Отвечать следовало осторожно. Мнимое отсутствие гнева в выражении глаз римлянина не могло ввести в заблуждение толстого политического лиса.
– Я полагаю, что эфора Фебида подвело чувство ощущения реальности. Похоже, он заблудился в собственных принципах и намерениях, и к тому же у него разыгралась мигрень.
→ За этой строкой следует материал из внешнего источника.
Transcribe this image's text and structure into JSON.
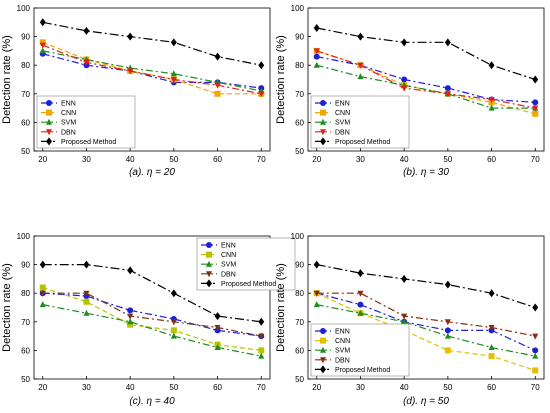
{
  "chart_data": [
    {
      "type": "line",
      "caption": "(a). η = 20",
      "ylabel": "Detection rate (%)",
      "xlabel": "",
      "x": [
        20,
        30,
        40,
        50,
        60,
        70
      ],
      "xlim": [
        18,
        72
      ],
      "ylim": [
        50,
        100
      ],
      "yticks": [
        50,
        60,
        70,
        80,
        90,
        100
      ],
      "grid": false,
      "legend_position": "lower-left",
      "series": [
        {
          "name": "ENN",
          "values": [
            84,
            80,
            78,
            74,
            74,
            72
          ]
        },
        {
          "name": "CNN",
          "values": [
            88,
            82,
            78,
            75,
            70,
            70
          ]
        },
        {
          "name": "SVM",
          "values": [
            85,
            82,
            79,
            77,
            74,
            71
          ]
        },
        {
          "name": "DBN",
          "values": [
            87,
            81,
            78,
            75,
            73,
            70
          ]
        },
        {
          "name": "Proposed Method",
          "values": [
            95,
            92,
            90,
            88,
            83,
            80
          ]
        }
      ]
    },
    {
      "type": "line",
      "caption": "(b). η = 30",
      "ylabel": "Detection rate (%)",
      "xlabel": "",
      "x": [
        20,
        30,
        40,
        50,
        60,
        70
      ],
      "xlim": [
        18,
        72
      ],
      "ylim": [
        50,
        100
      ],
      "yticks": [
        50,
        60,
        70,
        80,
        90,
        100
      ],
      "grid": false,
      "legend_position": "lower-left",
      "series": [
        {
          "name": "ENN",
          "values": [
            83,
            80,
            75,
            72,
            68,
            67
          ]
        },
        {
          "name": "CNN",
          "values": [
            85,
            80,
            73,
            70,
            67,
            63
          ]
        },
        {
          "name": "SVM",
          "values": [
            80,
            76,
            73,
            70,
            65,
            65
          ]
        },
        {
          "name": "DBN",
          "values": [
            85,
            80,
            72,
            70,
            68,
            65
          ]
        },
        {
          "name": "Proposed Method",
          "values": [
            93,
            90,
            88,
            88,
            80,
            75
          ]
        }
      ]
    },
    {
      "type": "line",
      "caption": "(c). η = 40",
      "ylabel": "Detection rate (%)",
      "xlabel": "",
      "x": [
        20,
        30,
        40,
        50,
        60,
        70
      ],
      "xlim": [
        18,
        72
      ],
      "ylim": [
        50,
        100
      ],
      "yticks": [
        50,
        60,
        70,
        80,
        90,
        100
      ],
      "grid": false,
      "legend_position": "upper-right",
      "series": [
        {
          "name": "ENN",
          "values": [
            80,
            79,
            74,
            71,
            67,
            65
          ]
        },
        {
          "name": "CNN",
          "values": [
            82,
            77,
            69,
            67,
            62,
            60
          ]
        },
        {
          "name": "SVM",
          "values": [
            76,
            73,
            70,
            65,
            61,
            58
          ]
        },
        {
          "name": "DBN",
          "values": [
            80,
            80,
            72,
            70,
            68,
            65
          ]
        },
        {
          "name": "Proposed Method",
          "values": [
            90,
            90,
            88,
            80,
            72,
            70
          ]
        }
      ]
    },
    {
      "type": "line",
      "caption": "(d). η = 50",
      "ylabel": "Detection rate (%)",
      "xlabel": "",
      "x": [
        20,
        30,
        40,
        50,
        60,
        70
      ],
      "xlim": [
        18,
        72
      ],
      "ylim": [
        50,
        100
      ],
      "yticks": [
        50,
        60,
        70,
        80,
        90,
        100
      ],
      "grid": false,
      "legend_position": "lower-left",
      "series": [
        {
          "name": "ENN",
          "values": [
            80,
            76,
            70,
            67,
            67,
            60
          ]
        },
        {
          "name": "CNN",
          "values": [
            80,
            73,
            67,
            60,
            58,
            53
          ]
        },
        {
          "name": "SVM",
          "values": [
            76,
            73,
            70,
            65,
            61,
            58
          ]
        },
        {
          "name": "DBN",
          "values": [
            80,
            80,
            72,
            70,
            68,
            65
          ]
        },
        {
          "name": "Proposed Method",
          "values": [
            90,
            87,
            85,
            83,
            80,
            75
          ]
        }
      ]
    }
  ],
  "series_styles": [
    {
      "color": "#1f1fd6",
      "marker": "circle",
      "dash": "7,3,2,3"
    },
    {
      "color": "#f0a800",
      "marker": "square",
      "dash": "5,3"
    },
    {
      "color": "#1e8c1e",
      "marker": "triangle-up",
      "dash": "7,3,2,3"
    },
    {
      "color": "#e0201c",
      "marker": "triangle-down",
      "dash": "7,3,2,3"
    },
    {
      "color": "#000000",
      "marker": "diamond",
      "dash": "9,3,2,3"
    }
  ],
  "panel_styles": [
    {
      "CNN_color": "#f0a800",
      "DBN_color": "#e0201c"
    },
    {
      "CNN_color": "#f0a800",
      "DBN_color": "#e0201c"
    },
    {
      "CNN_color": "#b8c400",
      "DBN_color": "#7a3318"
    },
    {
      "CNN_color": "#e0c000",
      "DBN_color": "#8b2a12"
    }
  ]
}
Великие боги, кто мог подумать, что сей немолодой государственный муж позволит себе такую выходку?
– То есть ты исключаешь, уважаемый Анталкид, что его могла перетянуть на свою сторону враждебная нам партия?
– Очень маловероятно, – вздохнул Анталкид. – Эфор Фебид слишком прямолинеен, чтобы быть хорошим игроком. Поэтому никто не зовет его в команду.
– Тем не менее он нахально лезет в чужую игру, – скривил губы Лисистрат.
– Мы не можем отложить решение вопросов ad meliora tempora, [8] до тех пор, пока у эфора Фебида появится настроение, – широкая кисть римлянина хлопнула по резному подлокотнику кресла, в котором он сидел. – И я не могу внести предложение о вступлении Спарты в Ахейский союз, пока он считает, что может говорить все, что ему вздумается.